Comment on How do you get a certificate for an internal domain?
thelittleblackbird@lemmy.world 1 week agoQuestion, how do you deal with the certificates if you have an external vps doing passthroy?
Because that certificate will not match the domain name of the vps and then everything will fail or at least trigger a lot of alerts.
I really fail to see how an internal backend in a different subnet can send the right certificate
brownmustardminion@lemmy.ml 1 week ago
There’s no certificate at the VPS level. It forwards everything to and from the self hosted reverse proxy.
Now that you mention it though, there may be a slight complication with pinning the reverse proxy to the domain API for cert renewals. I’ll have to check how I have mine configured but I may have given my reverse proxy a IPv6 and configured that for cert renewals.
That would mean some down time as you update the IP if your ISP rotates it.

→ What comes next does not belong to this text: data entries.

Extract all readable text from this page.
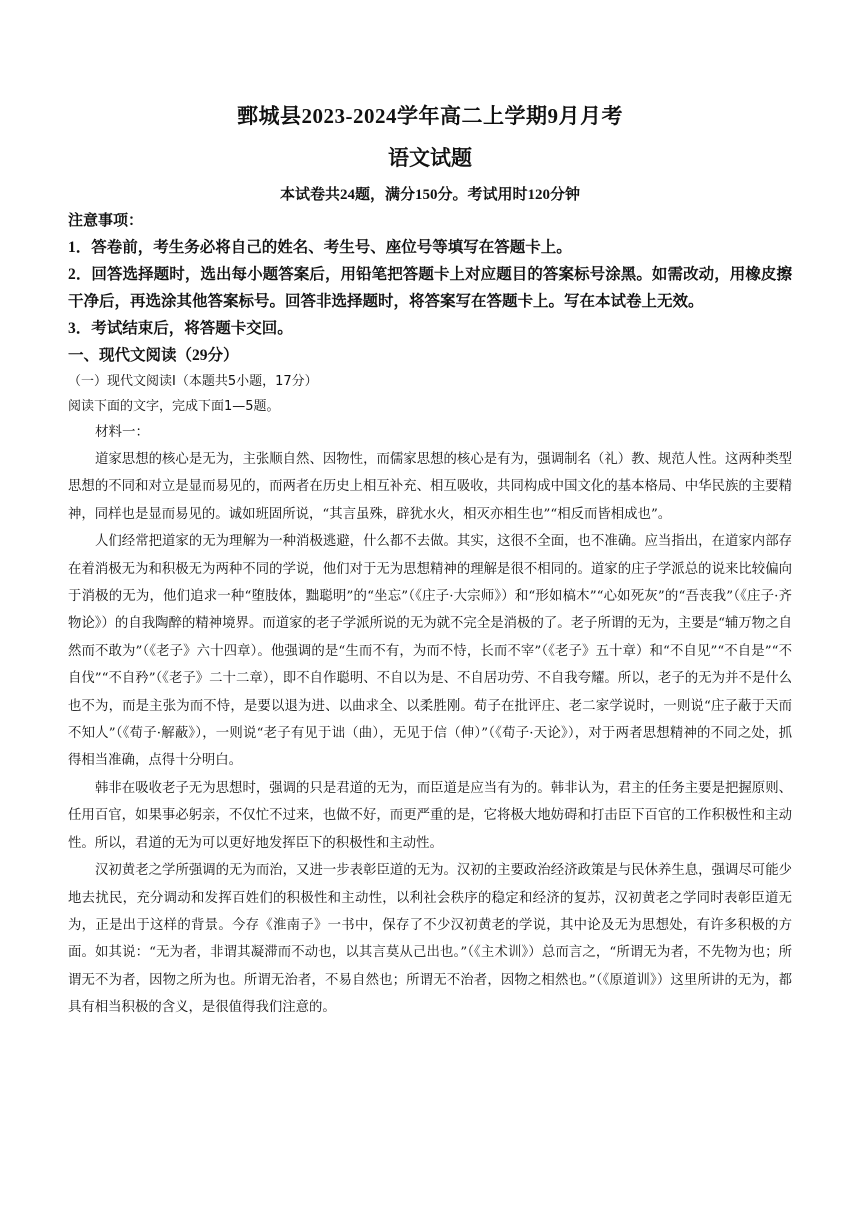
鄄城县2023-2024学年高二上学期9月月考
语文试题

本试卷共24题，满分150分。考试用时120分钟

注意事项：

1．答卷前，考生务必将自己的姓名、考生号、座位号等填写在答题卡上。

2．回答选择题时，选出每小题答案后，用铅笔把答题卡上对应题目的答案标号涂黑。如需改动，用橡皮擦干净后，再选涂其他答案标号。回答非选择题时，将答案写在答题卡上。写在本试卷上无效。

3．考试结束后，将答题卡交回。

一、现代文阅读（29分）

（一）现代文阅读Ⅰ（本题共5小题，17分）

阅读下面的文字，完成下面1—5题。

材料一：

道家思想的核心是无为，主张顺自然、因物性，而儒家思想的核心是有为，强调制名（礼）教、规范人性。这两种类型思想的不同和对立是显而易见的，而两者在历史上相互补充、相互吸收，共同构成中国文化的基本格局、中华民族的主要精神，同样也是显而易见的。诚如班固所说，“其言虽殊，辟犹水火，相灭亦相生也”“相反而皆相成也”。

人们经常把道家的无为理解为一种消极逃避，什么都不去做。其实，这很不全面，也不准确。应当指出，在道家内部存在着消极无为和积极无为两种不同的学说，他们对于无为思想精神的理解是很不相同的。道家的庄子学派总的说来比较偏向于消极的无为，他们追求一种“堕肢体，黜聪明”的“坐忘”（《庄子·大宗师》）和“形如槁木”“心如死灰”的“吾丧我”（《庄子·齐物论》）的自我陶醉的精神境界。而道家的老子学派所说的无为就不完全是消极的了。老子所谓的无为，主要是“辅万物之自然而不敢为”（《老子》六十四章）。他强调的是“生而不有，为而不恃，长而不宰”（《老子》五十章）和“不自见”“不自是”“不自伐”“不自矜”（《老子》二十二章），即不自作聪明、不自以为是、不自居功劳、不自我夸耀。所以，老子的无为并不是什么也不为，而是主张为而不恃，是要以退为进、以曲求全、以柔胜刚。荀子在批评庄、老二家学说时，一则说“庄子蔽于天而不知人”（《荀子·解蔽》），一则说“老子有见于诎（曲），无见于信（伸）”（《荀子·天论》），对于两者思想精神的不同之处，抓得相当准确，点得十分明白。

韩非在吸收老子无为思想时，强调的只是君道的无为，而臣道是应当有为的。韩非认为，君主的任务主要是把握原则、任用百官，如果事必躬亲，不仅忙不过来，也做不好，而更严重的是，它将极大地妨碍和打击臣下百官的工作积极性和主动性。所以，君道的无为可以更好地发挥臣下的积极性和主动性。

汉初黄老之学所强调的无为而治，又进一步表彰臣道的无为。汉初的主要政治经济政策是与民休养生息，强调尽可能少地去扰民，充分调动和发挥百姓们的积极性和主动性，以利社会秩序的稳定和经济的复苏，汉初黄老之学同时表彰臣道无为，正是出于这样的背景。今存《淮南子》一书中，保存了不少汉初黄老的学说，其中论及无为思想处，有许多积极的方面。如其说：“无为者，非谓其凝滞而不动也，以其言莫从己出也。”（《主术训》）总而言之，“所谓无为者，不先物为也；所谓无不为者，因物之所为也。所谓无治者，不易自然也；所谓无不治者，因物之相然也。”（《原道训》）这里所讲的无为，都具有相当积极的含义，是很值得我们注意的。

thelittleblackbird@lemmy.world 1 week ago
Still it is not clear to me how the interbank reverse proxy may get a valid certificate when the domain name is pointing to the vps. Do you copy later manually to the internal proxy?
And if so, how do you overcome the invalid certificate warning when you are accessing your services locally?
kossa@feddit.org 1 week ago
Idk if I understood the problem correctly, but you can renew with DNS challenge, if the real server is not reachable directly.